Thursday, June 23, 2011

Bernanke Clueless?

He actually said:

"We don't have a precise read on why this slower pace of growth is persisting." These are his words--perhaps just an overabundance of academic caution, but a strange way, nonetheless, for the most important man in the world to phrase his thoughts.

Of course, if he had said, "Yes, we know exactly why this is happening", the reaction would have been, "Well then, do something about it!" Then he would have had to admit that he is powerless to do something about it, which is a very unbecoming admission for a world leader.

"Bernanke began speaking at 2:15, and stocks started falling at about 2:30...." Well, that makes sense. After all, when the Head Honcho admits outright (or pretends) that he's completely in the dark, the market is justified in getting a little skittish.

scaredylion
[Thanks to Allfancydress.com for the image.]
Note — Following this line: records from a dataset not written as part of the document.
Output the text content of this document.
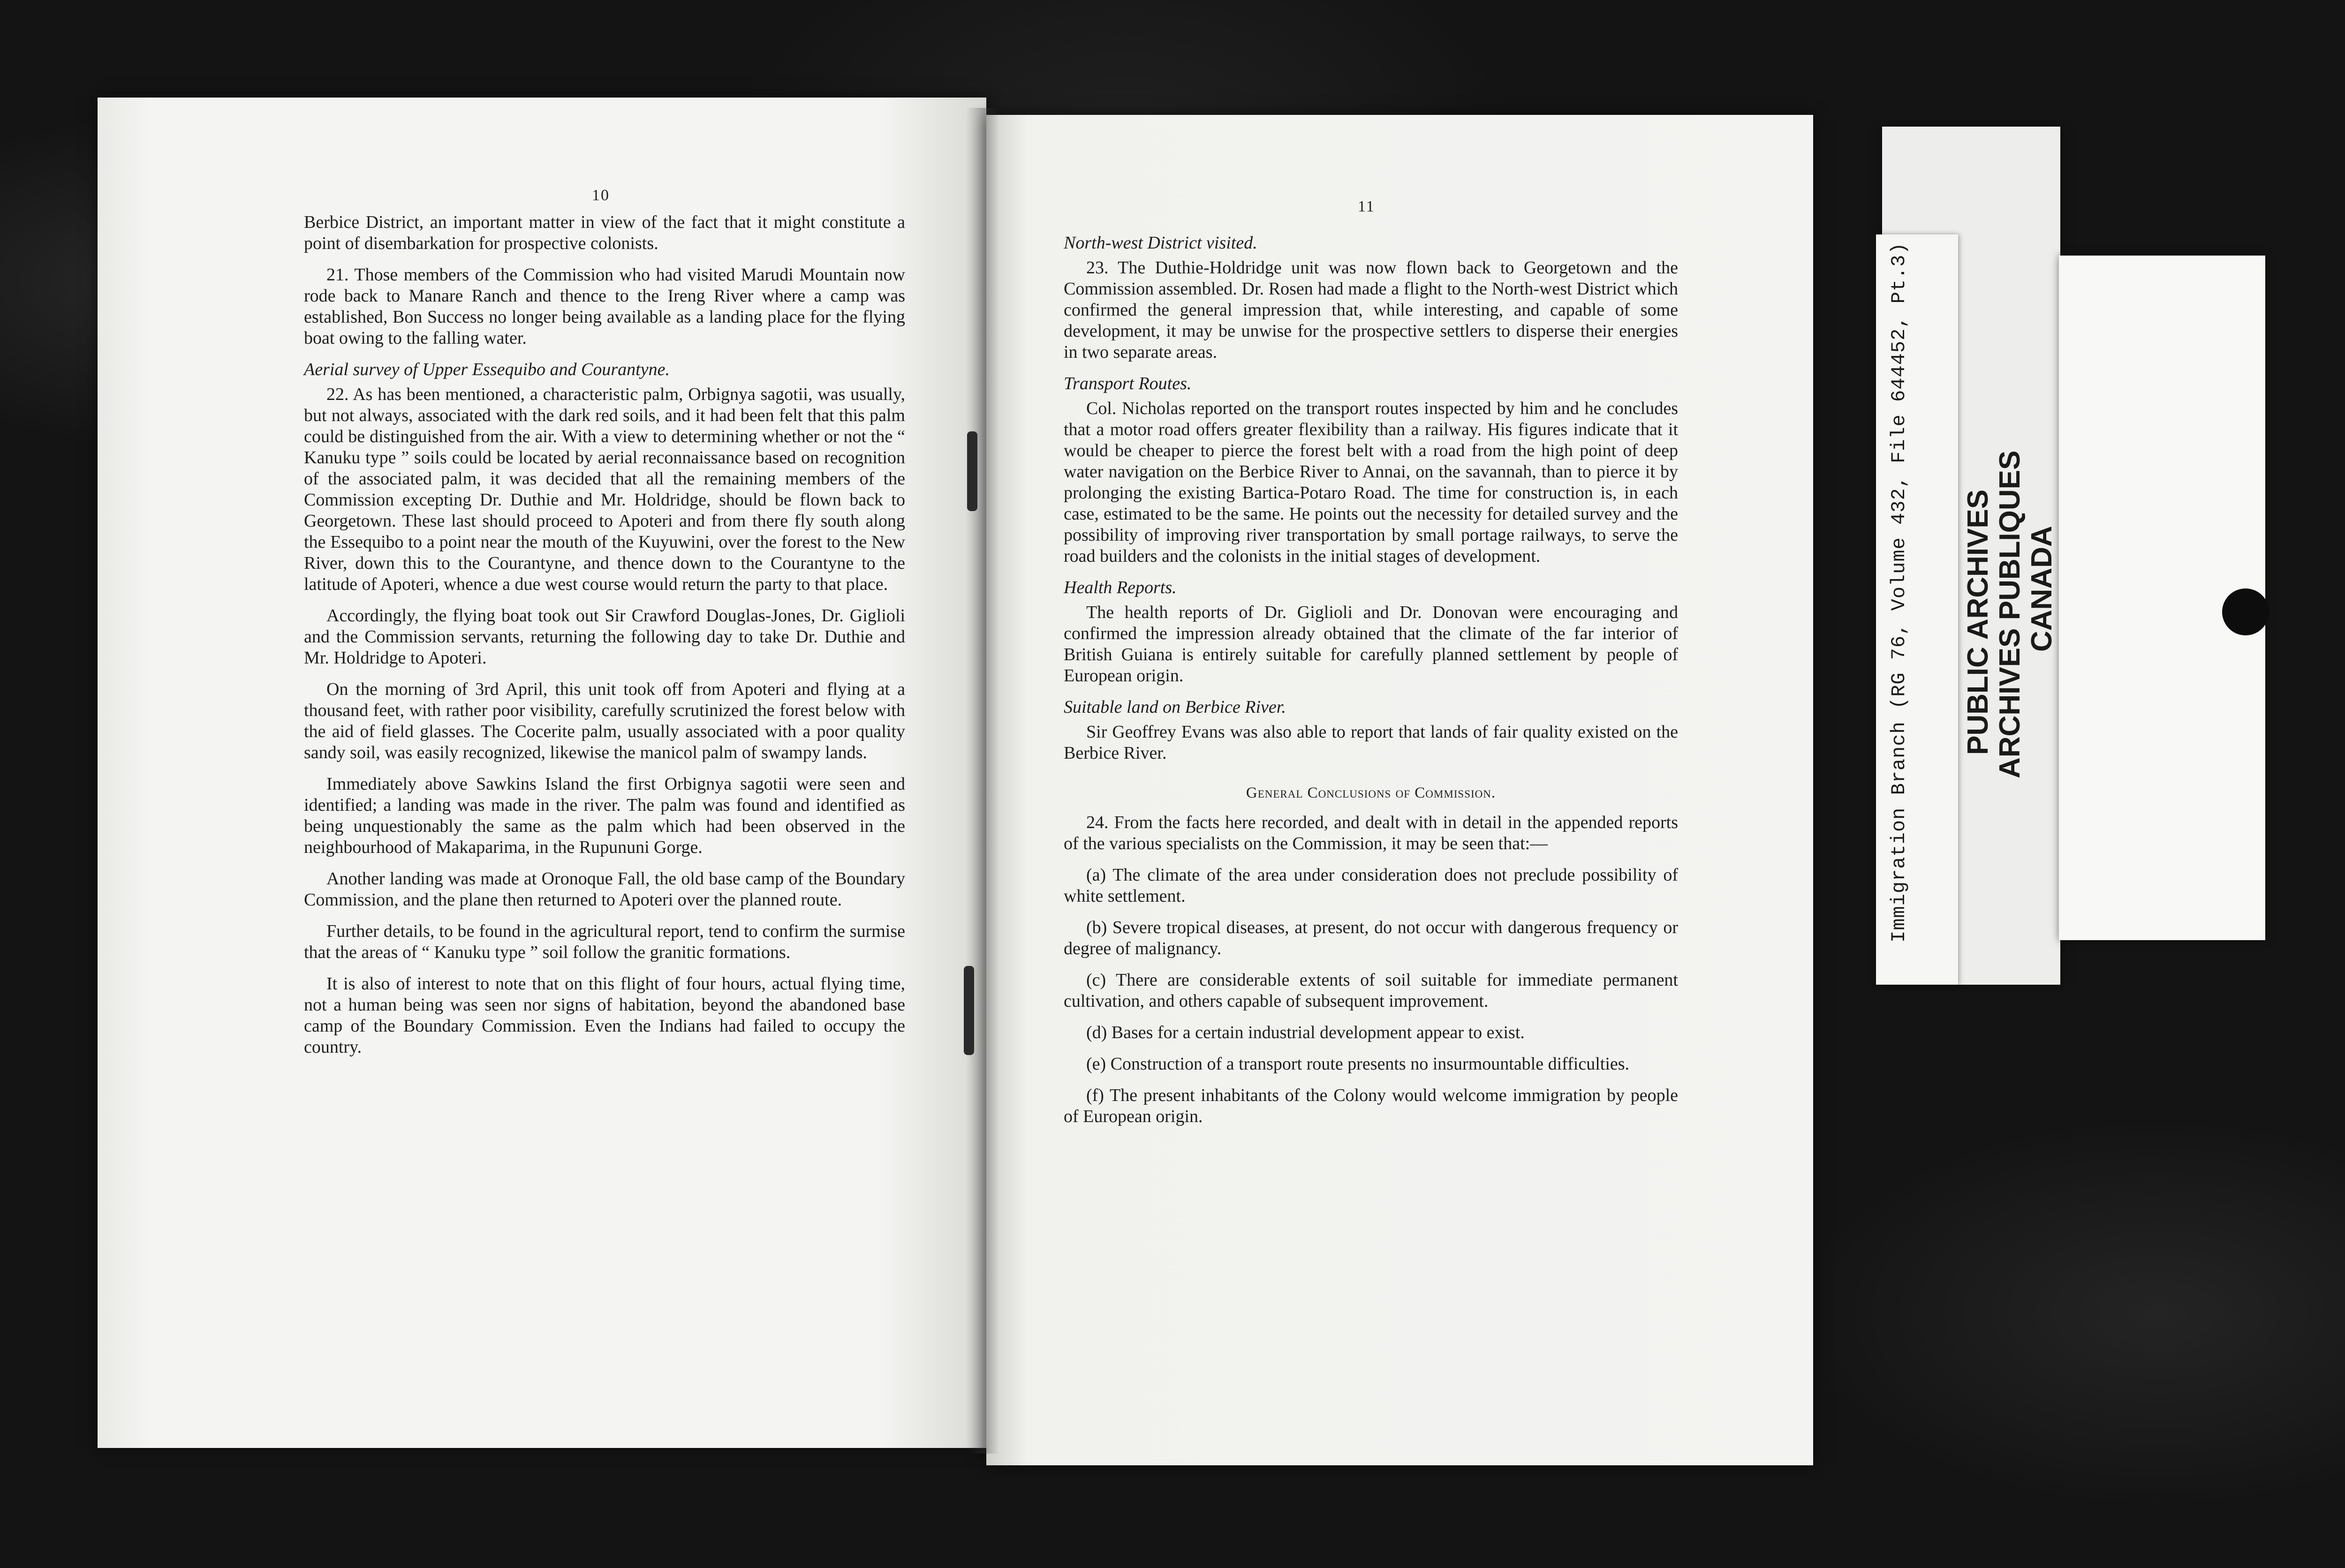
10
11

Berbice District, an important matter in view of the fact that it might constitute a point of disembarkation for prospective colonists.

21. Those members of the Commission who had visited Marudi Mountain now rode back to Manare Ranch and thence to the Ireng River where a camp was established, Bon Success no longer being available as a landing place for the flying boat owing to the falling water.

Aerial survey of Upper Essequibo and Courantyne.

22. As has been mentioned, a characteristic palm, Orbignya sagotii, was usually, but not always, associated with the dark red soils, and it had been felt that this palm could be distinguished from the air. With a view to determining whether or not the “ Kanuku type ” soils could be located by aerial reconnaissance based on recognition of the associated palm, it was decided that all the remaining members of the Commission excepting Dr. Duthie and Mr. Holdridge, should be flown back to Georgetown. These last should proceed to Apoteri and from there fly south along the Essequibo to a point near the mouth of the Kuyuwini, over the forest to the New River, down this to the Courantyne, and thence down to the Courantyne to the latitude of Apoteri, whence a due west course would return the party to that place.

Accordingly, the flying boat took out Sir Crawford Douglas-Jones, Dr. Giglioli and the Commission servants, returning the following day to take Dr. Duthie and Mr. Holdridge to Apoteri.

On the morning of 3rd April, this unit took off from Apoteri and flying at a thousand feet, with rather poor visibility, carefully scrutinized the forest below with the aid of field glasses. The Cocerite palm, usually associated with a poor quality sandy soil, was easily recognized, likewise the manicol palm of swampy lands.

Immediately above Sawkins Island the first Orbignya sagotii were seen and identified; a landing was made in the river. The palm was found and identified as being unquestionably the same as the palm which had been observed in the neighbourhood of Makaparima, in the Rupununi Gorge.

Another landing was made at Oronoque Fall, the old base camp of the Boundary Commission, and the plane then returned to Apoteri over the planned route.

Further details, to be found in the agricultural report, tend to confirm the surmise that the areas of “ Kanuku type ” soil follow the granitic formations.

It is also of interest to note that on this flight of four hours, actual flying time, not a human being was seen nor signs of habitation, beyond the abandoned base camp of the Boundary Commission. Even the Indians had failed to occupy the country.

North-west District visited.

23. The Duthie-Holdridge unit was now flown back to Georgetown and the Commission assembled. Dr. Rosen had made a flight to the North-west District which confirmed the general impression that, while interesting, and capable of some development, it may be unwise for the prospective settlers to disperse their energies in two separate areas.

Transport Routes.

Col. Nicholas reported on the transport routes inspected by him and he concludes that a motor road offers greater flexibility than a railway. His figures indicate that it would be cheaper to pierce the forest belt with a road from the high point of deep water navigation on the Berbice River to Annai, on the savannah, than to pierce it by prolonging the existing Bartica-Potaro Road. The time for construction is, in each case, estimated to be the same. He points out the necessity for detailed survey and the possibility of improving river transportation by small portage railways, to serve the road builders and the colonists in the initial stages of development.

Health Reports.

The health reports of Dr. Giglioli and Dr. Donovan were encouraging and confirmed the impression already obtained that the climate of the far interior of British Guiana is entirely suitable for carefully planned settlement by people of European origin.

Suitable land on Berbice River.

Sir Geoffrey Evans was also able to report that lands of fair quality existed on the Berbice River.

General Conclusions of Commission.

24. From the facts here recorded, and dealt with in detail in the appended reports of the various specialists on the Commission, it may be seen that:—

(a) The climate of the area under consideration does not preclude possibility of white settlement.

(b) Severe tropical diseases, at present, do not occur with dangerous frequency or degree of malignancy.

(c) There are considerable extents of soil suitable for immediate permanent cultivation, and others capable of subsequent improvement.

(d) Bases for a certain industrial development appear to exist.

(e) Construction of a transport route presents no insurmountable difficulties.

(f) The present inhabitants of the Colony would welcome immigration by people of European origin.

Immigration Branch (RG 76, Volume 432, File 644452, Pt.3) PUBLIC ARCHIVES ARCHIVES PUBLIQUES CANADA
Then, according to this AP News article, Bernanke indulged in a little excuse fishing: "[T]he Fed blamed the worsening economic outlook in part on higher energy prices and the earthquake and tsunami in Japan, which slowed production of cars and other products."

Oh, so we have to go as far as Japan to find a culprit? Last time it was in China, with the savings glut.

Bernanke's comments seem disingenuous, as this writer suggests, especially coming as they do from one of the greatest economic intellects of our era. But just in case he's sincere, may I suggest he start looking closer to home?

Three elements possibly contributing to our current predicament come to mind:

1. The first is the phenomenon Robert Higgs describes as "Regime Uncertainty." (I did an earlier blog entry on this.) Essentially, businesses are hesitant to expand without some kind of reassurance about America's future politics. Will employers have to eliminate employees, drop health insurance, or simply join the upcoming national health system and cut profits? Will they have to pay new taxes, or consider outsourcing? Will compliance costs go up or down?

[Aside: Ignorance among academics about things happening at the ground level of business is astounding. All economics students, and come to think of it their professors too, should be required to spend one year as an apprentice in some business--any business--so that they can see how things transpire between the wheel and the road, down where the doers have to breathe the dusty air and scuttle about finding real solutions to real and, unlike in macroeconomics, solvable problems.]

2. Second is the very boom-bust process itself. As some economists have been saying, a country or set of countries cannot go on a hugely unsound leveraging binge without going through a terrible hangover afterward. The duration of the pain will correspond to the height of the crazy leveraging; and deleverage we must. The slog ahead could be long and difficult, like in Japan. (And John Mauldin [see below] calls Japan "a bug in search of a windshield.")

3. Government debt. The US is playing with fire as it blows the greatest liquidity bubble of all time on the back of the world's faith in our good credit. As the AP article states, the QE1 and 2 bond-buying programs have been "controversial. Supporters say the bond purchases have kept interest rates low and encouraged spending. Low long-term rates make it easier to buy homes and cars and for companies to expand."

The same cheerleaders argue "that those lower rates have fueled a stock rally. Since Bernanke outlined plans for the program last August, the Standard & Poor's 500 index is up 24 percent. Lower rates made stocks more attractive to investors than bonds, whose yields were still falling."

But how many asset bubbles can we blow, and how much indebtedness can the country carry, especially when we hear simultaneous chastisements from Bernanke himself about the very same debt behind the bubble? According to John Mauldin and Jonathan Tepper in Endgame, the End of the Debt Supercycle and How It Changes Everything, this explosion of debt cannot go on forever. And what cannot go on forever must therefore stop. And it won't be pretty. (This book is a very good read, by the way.)

Gold, all through this, has bode its time and held onto its glitter, which is fine with me. I don't know whether it's an accurate reflection of the over-issuance of the dollar, or of coming price inflation, or current asset bubble price inflation, or of international insecurity, or all of the above; whatever it is, it's still my best friend. And I'll go with my golden instincts over Bernanke's uncertainty (feigned or real, but certainly justified) any day.